Violin crafted to mark Brontë bicentenary
A RENOWNED violin maker has crafted a new instrument to mark the 200th anniversary of the birth of Emily Brontë, using wood from a tree which grew close to where she wrote.
Steve Burnett said he thinks the sycamore, which was felled close to the Brontë Parsonage, in Haworth, West Yorkshire, may have been old enough to have been there during Emily’s life.
The Edinburgh-based craftsman spent three months making the “Emily Brontë Violin” and said in Haworth that “in an artistic sense, it has come back to the moors”.

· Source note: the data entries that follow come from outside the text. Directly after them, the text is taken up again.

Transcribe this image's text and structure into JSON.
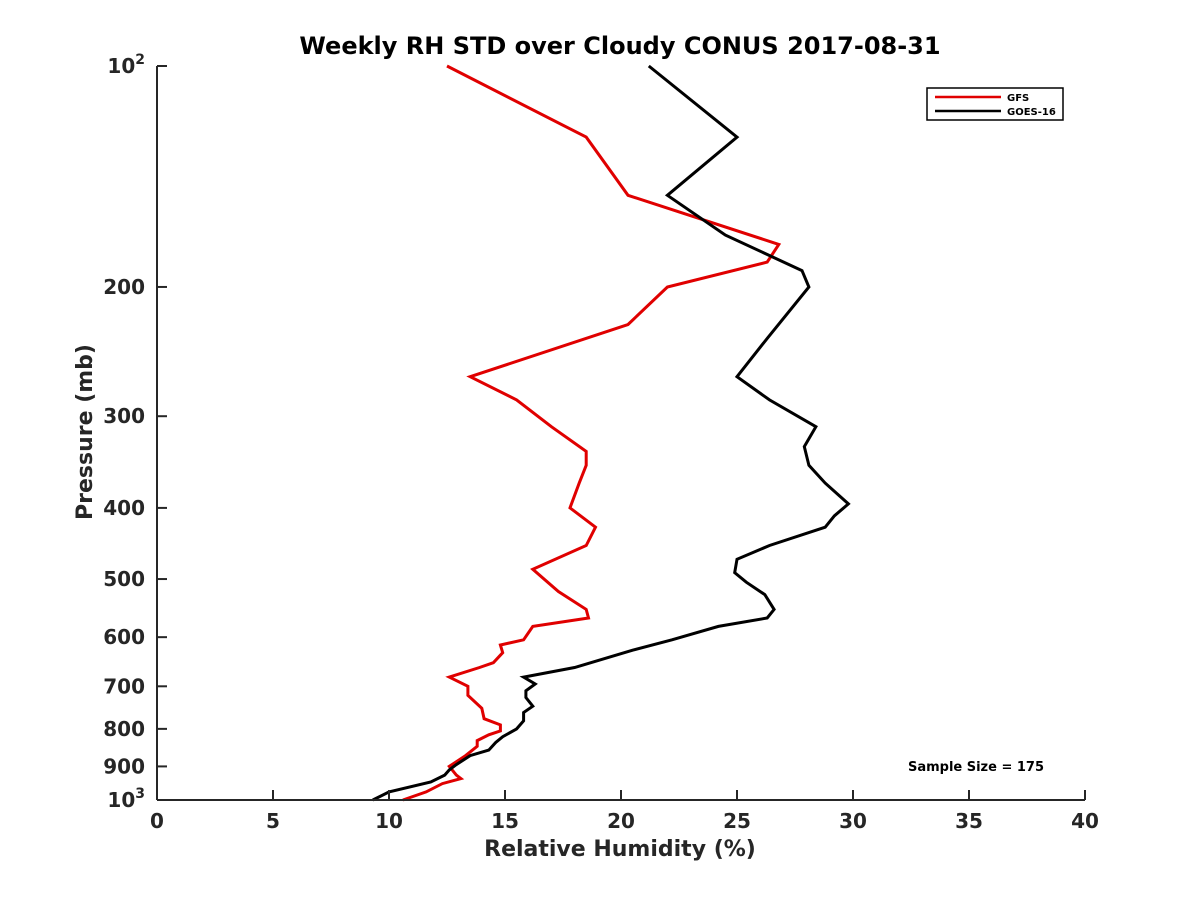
{
  "chart_data": {
    "type": "line",
    "title": "Weekly RH STD over Cloudy CONUS 2017-08-31",
    "xlabel": "Relative Humidity (%)",
    "ylabel": "Pressure (mb)",
    "xlim": [
      0,
      40
    ],
    "ylim": [
      100,
      1000
    ],
    "y_scale": "log",
    "y_reversed": true,
    "grid": false,
    "legend_position": "top-right",
    "x_ticks": [
      0,
      5,
      10,
      15,
      20,
      25,
      30,
      35,
      40
    ],
    "x_tick_labels": [
      "0",
      "5",
      "10",
      "15",
      "20",
      "25",
      "30",
      "35",
      "40"
    ],
    "y_ticks": [
      200,
      300,
      400,
      500,
      600,
      700,
      800,
      900
    ],
    "y_tick_labels": [
      "200",
      "300",
      "400",
      "500",
      "600",
      "700",
      "800",
      "900"
    ],
    "y_ticks_power": [
      {
        "value": 100,
        "base": "10",
        "exp": "2"
      },
      {
        "value": 1000,
        "base": "10",
        "exp": "3"
      }
    ],
    "annotation": "Sample Size = 175",
    "series": [
      {
        "name": "GFS",
        "color": "#e00000",
        "points": [
          [
            12.5,
            100
          ],
          [
            18.5,
            125
          ],
          [
            20.3,
            150
          ],
          [
            26.8,
            175
          ],
          [
            26.3,
            185
          ],
          [
            22.0,
            200
          ],
          [
            20.3,
            225
          ],
          [
            13.5,
            265
          ],
          [
            15.5,
            285
          ],
          [
            17.0,
            310
          ],
          [
            18.5,
            335
          ],
          [
            18.5,
            350
          ],
          [
            18.2,
            370
          ],
          [
            17.8,
            400
          ],
          [
            18.9,
            425
          ],
          [
            18.5,
            450
          ],
          [
            16.2,
            485
          ],
          [
            17.3,
            520
          ],
          [
            18.5,
            550
          ],
          [
            18.6,
            565
          ],
          [
            16.2,
            580
          ],
          [
            15.8,
            605
          ],
          [
            14.8,
            615
          ],
          [
            14.9,
            630
          ],
          [
            14.5,
            650
          ],
          [
            13.9,
            660
          ],
          [
            12.6,
            680
          ],
          [
            13.4,
            700
          ],
          [
            13.4,
            720
          ],
          [
            14.0,
            750
          ],
          [
            14.1,
            775
          ],
          [
            14.8,
            790
          ],
          [
            14.8,
            805
          ],
          [
            14.3,
            815
          ],
          [
            13.8,
            830
          ],
          [
            13.8,
            845
          ],
          [
            13.3,
            870
          ],
          [
            12.6,
            900
          ],
          [
            12.9,
            925
          ],
          [
            13.1,
            935
          ],
          [
            12.3,
            950
          ],
          [
            11.6,
            975
          ],
          [
            10.6,
            1000
          ]
        ]
      },
      {
        "name": "GOES-16",
        "color": "#000000",
        "points": [
          [
            21.2,
            100
          ],
          [
            25.0,
            125
          ],
          [
            22.0,
            150
          ],
          [
            24.5,
            170
          ],
          [
            27.8,
            190
          ],
          [
            28.1,
            200
          ],
          [
            26.3,
            235
          ],
          [
            25.0,
            265
          ],
          [
            26.4,
            285
          ],
          [
            28.4,
            310
          ],
          [
            27.9,
            330
          ],
          [
            28.1,
            350
          ],
          [
            28.8,
            370
          ],
          [
            29.8,
            395
          ],
          [
            29.2,
            410
          ],
          [
            28.8,
            425
          ],
          [
            26.4,
            450
          ],
          [
            25.0,
            470
          ],
          [
            24.9,
            490
          ],
          [
            25.4,
            505
          ],
          [
            26.2,
            525
          ],
          [
            26.6,
            550
          ],
          [
            26.3,
            565
          ],
          [
            24.2,
            580
          ],
          [
            22.2,
            605
          ],
          [
            20.5,
            625
          ],
          [
            18.0,
            660
          ],
          [
            15.8,
            680
          ],
          [
            16.3,
            695
          ],
          [
            15.9,
            710
          ],
          [
            15.9,
            725
          ],
          [
            16.2,
            745
          ],
          [
            15.8,
            760
          ],
          [
            15.8,
            780
          ],
          [
            15.5,
            800
          ],
          [
            14.9,
            820
          ],
          [
            14.6,
            835
          ],
          [
            14.3,
            855
          ],
          [
            13.5,
            870
          ],
          [
            12.9,
            895
          ],
          [
            12.6,
            910
          ],
          [
            12.4,
            925
          ],
          [
            11.8,
            945
          ],
          [
            10.0,
            975
          ],
          [
            9.3,
            1000
          ]
        ]
      }
    ]
  }
}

He said a musical instrument can be seen as an extension of the literary world. “As Goethe said, ‘music begins where words end’,” Mr Burnett said. “What I do is give voice to the environment.”
Although Brontë did not play the violin herself, Mr Burnett pointed to the connection in her novel Wuthering Heights – when Mr Earnshaw brings a fiddle back over the moors with Heathcliff but finds it in pieces after his arduous journey.
Mr Burnett said he is reviving the lost art of violin-making from the Italian golden age of the craft when Stradivarius worked.
“Hopefully it will be played in the Parsonage itself as time goes on, hopefully sooner rather than later,” he said.
The Brontë Parsonage is holding a series of events this weekend to mark the bicentenary, culminating in Emily Brontë’s 200th birthday on Monday. The anniversary is also being marked in Thornton, Bradford, where a postbox has been unveiled featuring quotations from her work.